Several reports have suggested that glutathione (GSH) has antibacterial activity. However, the mechanism by which GSH inhibits microbial growth is a mystery. GSH has a structure similar to the antibiotic precursors of Penicillium that work as inhibitors of the d-alanyl-d-alanine-carboxypeptidase (DacC) enzyme. DacC catalyzes glycopeptides (d-alanyl-alanine) to form peptidoglycan in cell walls. Our objective was to study the potential mechanism of GSH as an inhibitor of the DacC enzyme in silico. Then, its activity that inhibited the growth of Salmonella typhi in vitro was tested. The binding affinity between GSH and DacC was examined by molecular docking. The pharmacophore of GSH was evaluated by Molinspiration and SwissADME. The stability of the GSH–DacC complex was measured by molecular dynamics, whereas antibacterial activity was examined by the disk diffusion and dilution methods, and then by scanning electron microscopy. The results indicate that GSH has the same ability as ampicillin in binding to the active site of DacC. GSH is capable of inhibiting the growth of S. typhi in vitro and is even known to cause cell wall damage. absorption, distribution, metabolism, and excretion predictions indicate that the properties of GSH are comparable to those of ampicillin. GSH is assumed to exert antibacterial activity by inhibiting the DacC enzyme, which might inhibit bacterial cell wall synthesis.

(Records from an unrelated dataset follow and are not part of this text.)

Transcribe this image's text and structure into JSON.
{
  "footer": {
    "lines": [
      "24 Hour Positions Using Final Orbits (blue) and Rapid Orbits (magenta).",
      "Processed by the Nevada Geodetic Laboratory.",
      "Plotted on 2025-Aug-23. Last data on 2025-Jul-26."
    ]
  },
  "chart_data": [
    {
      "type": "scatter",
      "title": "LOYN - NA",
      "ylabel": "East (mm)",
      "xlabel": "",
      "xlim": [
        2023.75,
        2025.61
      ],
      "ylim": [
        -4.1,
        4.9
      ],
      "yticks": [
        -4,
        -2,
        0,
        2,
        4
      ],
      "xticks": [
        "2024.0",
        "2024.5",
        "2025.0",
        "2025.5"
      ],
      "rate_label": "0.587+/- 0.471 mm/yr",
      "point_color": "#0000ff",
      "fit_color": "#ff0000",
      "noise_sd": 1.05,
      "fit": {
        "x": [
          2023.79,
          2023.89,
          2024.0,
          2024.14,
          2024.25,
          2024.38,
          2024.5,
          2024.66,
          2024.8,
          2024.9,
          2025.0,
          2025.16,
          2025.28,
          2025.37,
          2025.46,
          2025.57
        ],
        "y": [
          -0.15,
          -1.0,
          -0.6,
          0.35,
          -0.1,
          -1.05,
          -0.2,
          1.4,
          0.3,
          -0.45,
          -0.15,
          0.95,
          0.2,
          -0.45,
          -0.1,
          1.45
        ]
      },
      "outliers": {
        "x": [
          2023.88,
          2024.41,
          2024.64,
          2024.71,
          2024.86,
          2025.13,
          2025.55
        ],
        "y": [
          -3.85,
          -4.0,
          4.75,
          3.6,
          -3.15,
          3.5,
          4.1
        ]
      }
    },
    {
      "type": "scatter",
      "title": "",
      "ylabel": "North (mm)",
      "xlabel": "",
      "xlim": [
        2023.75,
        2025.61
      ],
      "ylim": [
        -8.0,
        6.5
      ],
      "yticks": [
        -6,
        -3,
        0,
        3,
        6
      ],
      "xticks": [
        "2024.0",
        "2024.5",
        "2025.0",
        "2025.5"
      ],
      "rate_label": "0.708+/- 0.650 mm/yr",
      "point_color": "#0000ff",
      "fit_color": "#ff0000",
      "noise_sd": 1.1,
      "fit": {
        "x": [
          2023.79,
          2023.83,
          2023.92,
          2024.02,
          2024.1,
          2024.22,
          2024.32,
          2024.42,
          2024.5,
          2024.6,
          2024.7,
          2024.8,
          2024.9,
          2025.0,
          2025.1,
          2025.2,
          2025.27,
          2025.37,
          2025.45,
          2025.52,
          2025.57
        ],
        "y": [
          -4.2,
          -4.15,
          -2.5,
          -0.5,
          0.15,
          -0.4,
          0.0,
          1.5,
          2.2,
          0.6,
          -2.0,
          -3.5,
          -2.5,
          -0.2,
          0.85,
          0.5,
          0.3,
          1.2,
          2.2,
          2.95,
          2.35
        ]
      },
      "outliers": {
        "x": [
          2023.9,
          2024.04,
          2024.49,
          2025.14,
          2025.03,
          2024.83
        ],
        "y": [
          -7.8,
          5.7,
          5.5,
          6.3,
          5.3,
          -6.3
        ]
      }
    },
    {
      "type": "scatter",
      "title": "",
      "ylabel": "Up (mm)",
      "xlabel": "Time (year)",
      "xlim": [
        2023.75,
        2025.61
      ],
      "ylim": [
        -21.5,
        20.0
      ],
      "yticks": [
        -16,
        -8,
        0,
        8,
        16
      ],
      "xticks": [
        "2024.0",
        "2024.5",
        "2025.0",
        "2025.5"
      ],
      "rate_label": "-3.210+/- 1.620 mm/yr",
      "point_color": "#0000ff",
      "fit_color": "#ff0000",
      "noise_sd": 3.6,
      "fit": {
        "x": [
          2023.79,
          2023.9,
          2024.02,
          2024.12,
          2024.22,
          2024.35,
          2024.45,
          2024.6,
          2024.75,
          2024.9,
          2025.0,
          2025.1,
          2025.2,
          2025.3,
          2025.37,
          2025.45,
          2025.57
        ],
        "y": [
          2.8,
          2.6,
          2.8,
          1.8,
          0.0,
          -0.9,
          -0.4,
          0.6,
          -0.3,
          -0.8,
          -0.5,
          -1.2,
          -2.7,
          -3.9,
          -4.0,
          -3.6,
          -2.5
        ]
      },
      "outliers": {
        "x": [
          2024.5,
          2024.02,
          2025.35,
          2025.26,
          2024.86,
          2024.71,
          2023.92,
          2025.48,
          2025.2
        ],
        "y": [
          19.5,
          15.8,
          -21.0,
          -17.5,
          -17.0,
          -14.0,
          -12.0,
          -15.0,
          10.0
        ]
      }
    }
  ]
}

几份报告表明，谷胱甘肽（GSH）具有抗菌活性。然而，谷胱甘肽抑制微生物生长的机制是一个谜。GSH具有类似于的抗生素前体的结构青霉该工作作为抑制剂d -alanyl- d丙氨酸，羧肽酶（DACC）酶。DacC催化糖肽（d-丙氨酰-丙氨酸）在细胞壁上形成肽聚糖。我们的目标是研究GSH在计算机中作为DacC酶抑制剂的潜在机制。然后，其活性抑制伤寒沙门氏菌的生长在体外进行了测试。通过分子对接检查了GSH和DacC之间的结合亲和力。GSH的药效基团通过Molinspiration和SwissADME进行评估。GSH-DacC复合物的稳定性是通过分子动力学测定的，而抗菌活性是通过盘扩散和稀释方法，然后通过扫描电子显微镜检查的。结果表明，GSH与氨苄青霉素具有相同的结合DacC活性位点的能力。GSH能够抑制伤寒链球菌的生长甚至在体外都会引起细胞壁损伤。吸收，分布，代谢和排泄的预测表明GSH的性质与氨苄西林相当。假定GSH通过抑制DacC酶发挥抗菌活性，而DacC酶可能抑制细菌细胞壁的合成。